Security’s Multi-Purpose FACILITY Classes



by Robert S. Hansel , Mark S. Hahn
May 1, 2006

Which RACF class has grown from housing a few profiles to housing more than 100? Which class has grown into a major player in the control of many key z/OS services? It also has recently grown from a single class into one with a companion member-grouping class pair. You’d be correct if you answered the FACILITY class.

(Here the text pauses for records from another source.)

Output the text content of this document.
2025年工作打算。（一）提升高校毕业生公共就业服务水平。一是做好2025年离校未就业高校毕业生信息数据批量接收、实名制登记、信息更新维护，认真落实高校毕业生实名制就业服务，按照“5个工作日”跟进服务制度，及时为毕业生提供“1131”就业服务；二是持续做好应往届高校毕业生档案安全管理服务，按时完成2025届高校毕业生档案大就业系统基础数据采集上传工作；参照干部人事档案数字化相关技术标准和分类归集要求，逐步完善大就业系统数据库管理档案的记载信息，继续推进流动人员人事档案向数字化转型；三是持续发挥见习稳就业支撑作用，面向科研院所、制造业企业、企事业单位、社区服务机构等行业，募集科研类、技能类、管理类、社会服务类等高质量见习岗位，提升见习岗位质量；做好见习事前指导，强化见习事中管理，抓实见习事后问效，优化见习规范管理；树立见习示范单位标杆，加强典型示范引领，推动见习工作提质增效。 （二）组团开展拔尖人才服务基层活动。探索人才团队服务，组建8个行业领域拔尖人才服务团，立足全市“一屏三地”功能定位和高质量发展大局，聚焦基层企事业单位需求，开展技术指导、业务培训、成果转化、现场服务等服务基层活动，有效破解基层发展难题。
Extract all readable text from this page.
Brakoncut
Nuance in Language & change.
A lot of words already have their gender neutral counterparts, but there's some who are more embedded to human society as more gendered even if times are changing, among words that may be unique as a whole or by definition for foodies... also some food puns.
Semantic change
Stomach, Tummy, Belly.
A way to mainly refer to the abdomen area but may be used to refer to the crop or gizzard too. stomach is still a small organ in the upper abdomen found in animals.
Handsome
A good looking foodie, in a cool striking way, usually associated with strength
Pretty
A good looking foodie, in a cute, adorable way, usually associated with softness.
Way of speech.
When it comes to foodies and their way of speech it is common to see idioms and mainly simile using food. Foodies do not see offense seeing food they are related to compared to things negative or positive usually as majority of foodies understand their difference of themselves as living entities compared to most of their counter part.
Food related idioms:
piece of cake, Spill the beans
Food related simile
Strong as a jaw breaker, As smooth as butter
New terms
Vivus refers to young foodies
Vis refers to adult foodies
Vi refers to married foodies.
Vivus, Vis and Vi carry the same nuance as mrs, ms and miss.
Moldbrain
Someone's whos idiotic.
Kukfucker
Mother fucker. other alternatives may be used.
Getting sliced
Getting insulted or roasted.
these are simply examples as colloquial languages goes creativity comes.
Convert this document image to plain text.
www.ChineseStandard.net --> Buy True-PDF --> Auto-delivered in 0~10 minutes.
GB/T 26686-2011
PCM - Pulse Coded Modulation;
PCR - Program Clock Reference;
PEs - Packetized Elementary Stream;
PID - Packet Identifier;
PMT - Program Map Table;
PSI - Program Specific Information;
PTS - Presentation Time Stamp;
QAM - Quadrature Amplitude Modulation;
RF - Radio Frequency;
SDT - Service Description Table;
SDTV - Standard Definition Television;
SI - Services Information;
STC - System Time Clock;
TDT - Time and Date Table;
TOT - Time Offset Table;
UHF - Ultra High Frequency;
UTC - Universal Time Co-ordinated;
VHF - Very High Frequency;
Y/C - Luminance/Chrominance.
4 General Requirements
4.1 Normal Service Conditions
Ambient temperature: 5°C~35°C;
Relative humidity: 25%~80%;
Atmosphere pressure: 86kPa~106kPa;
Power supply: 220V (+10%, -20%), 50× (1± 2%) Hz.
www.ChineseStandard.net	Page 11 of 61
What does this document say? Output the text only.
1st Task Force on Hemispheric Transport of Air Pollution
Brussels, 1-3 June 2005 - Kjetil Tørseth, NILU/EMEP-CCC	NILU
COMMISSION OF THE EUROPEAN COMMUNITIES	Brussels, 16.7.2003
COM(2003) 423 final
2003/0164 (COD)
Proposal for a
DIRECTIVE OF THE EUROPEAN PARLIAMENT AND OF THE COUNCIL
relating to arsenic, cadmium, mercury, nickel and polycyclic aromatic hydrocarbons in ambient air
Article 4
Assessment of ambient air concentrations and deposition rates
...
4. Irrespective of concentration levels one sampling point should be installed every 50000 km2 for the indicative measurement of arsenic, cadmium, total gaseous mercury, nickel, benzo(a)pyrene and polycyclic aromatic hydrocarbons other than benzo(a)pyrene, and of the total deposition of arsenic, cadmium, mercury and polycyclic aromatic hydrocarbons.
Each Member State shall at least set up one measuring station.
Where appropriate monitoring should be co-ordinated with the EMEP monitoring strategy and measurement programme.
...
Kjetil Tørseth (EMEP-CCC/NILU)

But what services are taking advantage of this long-standing class and why has a new member/grouping class pair been created?

This article explains the base concepts and use of the FACILITY class and its new companion classes, XFACILIT and GXFACILI. These new classes were introduced in z/OS 1.7 and can be rolled back to z/OS 1.4 with APAR OA10774. Currently, only the IBM Health Checker for z/OS uses XFACILIT. While we’ll discuss the FACILITY class from a RACF perspective, the information provided applies to other mainframe security products that respond to RACROUTE calls to the System Authorization Facility (SAF). Instead of the FACILITY class, CAACF2 knows this as FAC and CA-Top Secret uses IBM-FAC.

Early in RACF’s evolution, the developers recognized a need for a general-purpose resource class available to any system service with too few resources needing protection to justify a separate class. This was back when the maximum number of resource classes was relatively small and implementation of an additional class required an Initial Program Load (IPL), a constraint that has only recently been lifted with the Dynamic CDT introduced in z/OS 1.6. The FACILITY class was born in response to these original requirements.

Over the years, an increasing number of system services used the FACILITY class to protect their growing list of functions. From its humble beginning of just a few system services and a handful of their related resources, the FACILITY class has grown to dozens of system services and more than 100 different resources. Many third-party products also have chosen to use the FACILITY class because it was readily available in all MVS, OS/390 and z/OS systems, and required no modification to the RACF tables.

FACILITY Classes Characteristics

The FACILITY classes and their characteristics are defined in the RACF Class Descriptor Table (CDT). Figure 1 describes a few of the more pertinent characteristics.

The FACILITY class maximum of 39 characters is quite limiting when creating descriptive names for newer resources. This RACF limitation, which wasn’t lifted until the restructured database in RACF 1.9, has been addressed in the new XFACILIT and GXFACILI classes, where resource names can be up to 246 characters. This is needed by the IBM Health Checker for z/OS, since it addresses the increasingly complex system environment by including such information as the system name, owner name and function in the resource name for authorization. Two such examples appear in Figure 2.